The Vietnam War was divisive for many Unitarian Universalist congregations. While some congregations actively supported draft resistance, provided sanctuary for draft resistors, and worked to help young men establish conscientious objector status, many Unitarian Universalists did not support overtly political actions like the one at Arlington Street Church. This workshop explores the questions that faced Unitarian Universalist congregations and the Unitarian Universalist Association (UUA) during the time of the Vietnam War, highlighting dilemmas that recur for Unitarian Universalists: How do we handle political dissent or witness in the context of congregational life? Are we able to live with a plurality of political and social opinions within our congregations? What is the appropriate way to "honor always the primacy of conscience over any external authority which we believe to be immoral," as Greeley says in the quote that opens this workshop?

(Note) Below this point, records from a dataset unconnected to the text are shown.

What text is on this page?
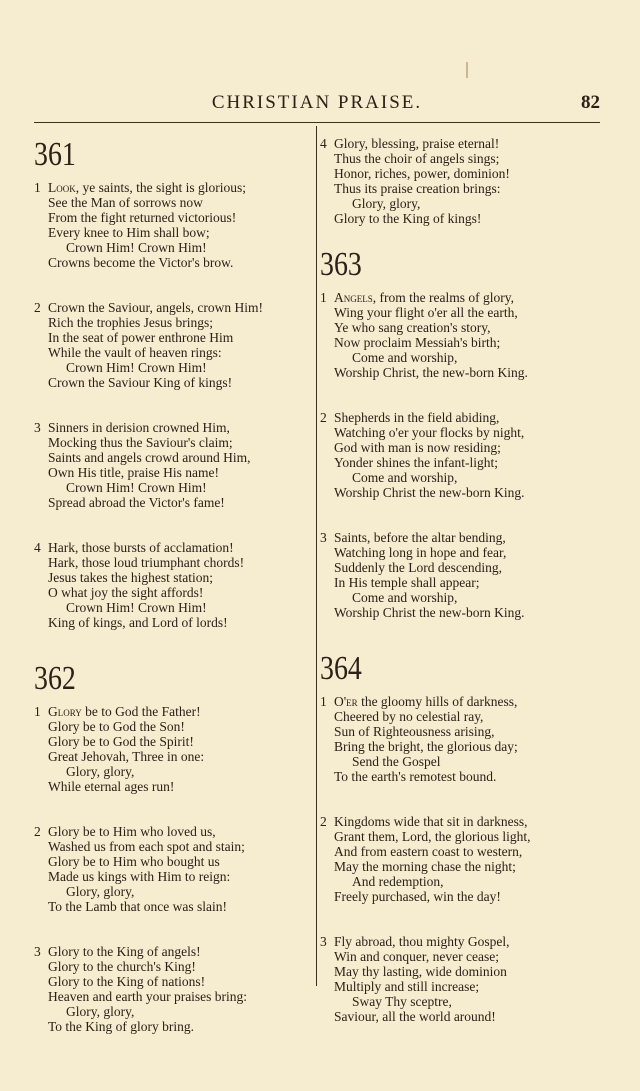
CHRISTIAN PRAISE.	82
361
1 Look, ye saints, the sight is glorious;
See the Man of sorrows now
From the fight returned victorious!
Every knee to Him shall bow;
Crown Him! Crown Him!
Crowns become the Victor's brow.
2 Crown the Saviour, angels, crown Him!
Rich the trophies Jesus brings;
In the seat of power enthrone Him
While the vault of heaven rings:
Crown Him! Crown Him!
Crown the Saviour King of kings!
3 Sinners in derision crowned Him,
Mocking thus the Saviour's claim;
Saints and angels crowd around Him,
Own His title, praise His name!
Crown Him! Crown Him!
Spread abroad the Victor's fame!
4 Hark, those bursts of acclamation!
Hark, those loud triumphant chords!
Jesus takes the highest station;
O what joy the sight affords!
Crown Him! Crown Him!
King of kings, and Lord of lords!
362
1 Glory be to God the Father!
Glory be to God the Son!
Glory be to God the Spirit!
Great Jehovah, Three in one:
Glory, glory,
While eternal ages run!
2 Glory be to Him who loved us,
Washed us from each spot and stain;
Glory be to Him who bought us
Made us kings with Him to reign:
Glory, glory,
To the Lamb that once was slain!
3 Glory to the King of angels!
Glory to the church's King!
Glory to the King of nations!
Heaven and earth your praises bring:
Glory, glory,
To the King of glory bring.
4 Glory, blessing, praise eternal!
Thus the choir of angels sings;
Honor, riches, power, dominion!
Thus its praise creation brings:
Glory, glory,
Glory to the King of kings!
363
1 Angels, from the realms of glory,
Wing your flight o'er all the earth,
Ye who sang creation's story,
Now proclaim Messiah's birth;
Come and worship,
Worship Christ, the new-born King.
2 Shepherds in the field abiding,
Watching o'er your flocks by night,
God with man is now residing;
Yonder shines the infant-light;
Come and worship,
Worship Christ the new-born King.
3 Saints, before the altar bending,
Watching long in hope and fear,
Suddenly the Lord descending,
In His temple shall appear;
Come and worship,
Worship Christ the new-born King.
364
1 O'er the gloomy hills of darkness,
Cheered by no celestial ray,
Sun of Righteousness arising,
Bring the bright, the glorious day;
Send the Gospel
To the earth's remotest bound.
2 Kingdoms wide that sit in darkness,
Grant them, Lord, the glorious light,
And from eastern coast to western,
May the morning chase the night;
And redemption,
Freely purchased, win the day!
3 Fly abroad, thou mighty Gospel,
Win and conquer, never cease;
May thy lasting, wide dominion
Multiply and still increase;
Sway Thy sceptre,
Saviour, all the world around!
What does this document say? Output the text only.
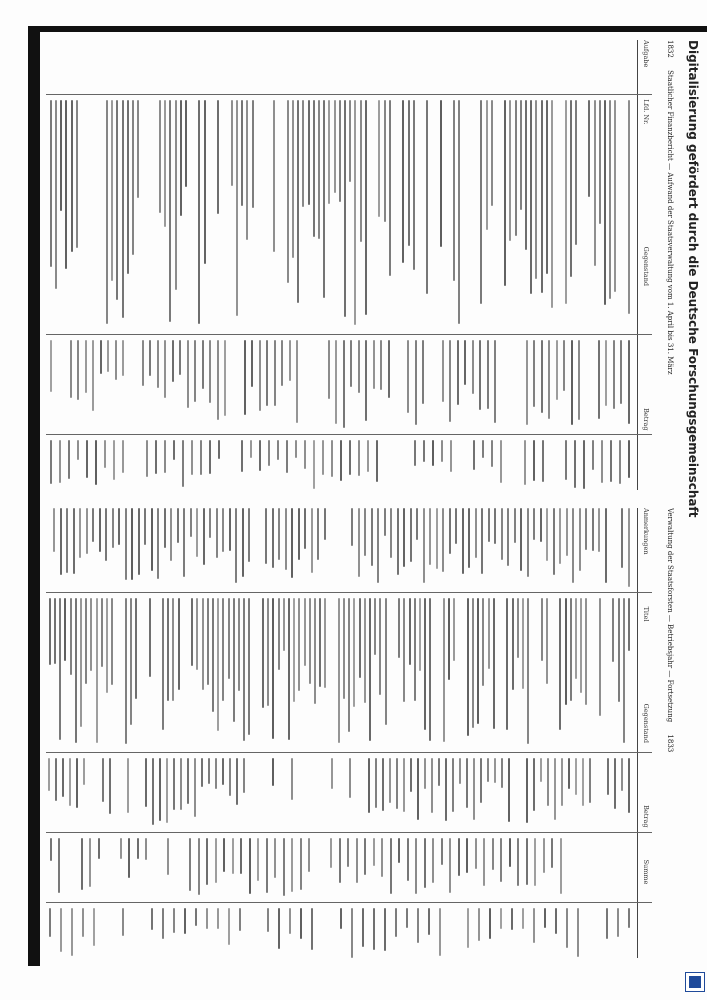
1832 Staatlicher Finanzbericht — Aufwand der Staatsverwaltung vom 1. April bis 31. März
Aufgabe Lfd. Nr. Gegenstand Betrag
Verwaltung der Staatsforsten — Betriebsjahr — Fortsetzung 1833
Anmerkungen Titel Gegenstand Betrag Summe
Digitalisierung gefördert durch die Deutsche Forschungsgemeinschaft
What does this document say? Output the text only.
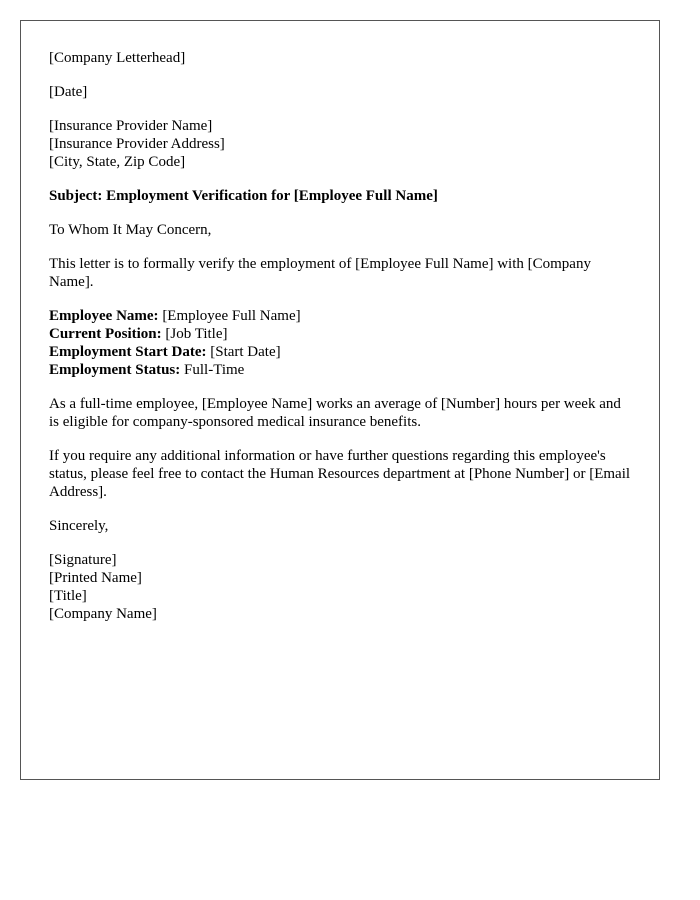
[Company Letterhead]
[Date]
[Insurance Provider Name]
[Insurance Provider Address]
[City, State, Zip Code]

Subject: Employment Verification for [Employee Full Name]

To Whom It May Concern,

This letter is to formally verify the employment of [Employee Full Name] with [Company Name].

Employee Name: [Employee Full Name]
Current Position: [Job Title]
Employment Start Date: [Start Date]
Employment Status: Full-Time

As a full-time employee, [Employee Name] works an average of [Number] hours per week and is eligible for company-sponsored medical insurance benefits.

If you require any additional information or have further questions regarding this employee's status, please feel free to contact the Human Resources department at [Phone Number] or [Email Address].

Sincerely,

[Signature]
[Printed Name]
[Title]
[Company Name]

To ensure you can help adults of all ages, stages, and learning styles participate fully in this workshop, review these sections of the program Introduction: "Accessibility Guidelines for Workshop Presenters" in the Integrating All Participants section, and "Strategies for Effective Group Facilitation" and "Strategies for Brainstorming" in the Leader Guidelines section.


This workshop will:

  • Explore Unitarian Universalist resistance to the draft during the Vietnam War by highlighting events at Arlington Street Church (Boston) on October 16, 1967 and responses that followed, as well as actions taken by the Unitarian Universalist Association General Assembly in 1967 and 1968
  • Consider how congregations decide to take public stances on political issues
  • Provide opportunities for reflection about public, political statements made by congregational leadership and/or the Unitarian Universalist Association.

Learning Objectives

Participants will:

  • Learn about the Unitarian Universalist Association's (UUA) public stance on the Vietnam War and the military draft, by examining General Assembly resolutions against the war and in support of conscientious objectors and draft resistance
  • Learn how the UUA and some congregations supported the young men who resisted the draft, through a story about the October 16, 1967 draft resistance action at Boston's Arlington Street Church
  • Discover dissenting voices within Unitarian Universalism about the UUA and congregations' support of draft resisters
  • Identify contemporary circumstances and understand the process which might lead their own congregation to publicly adopt a conscience-based, political position.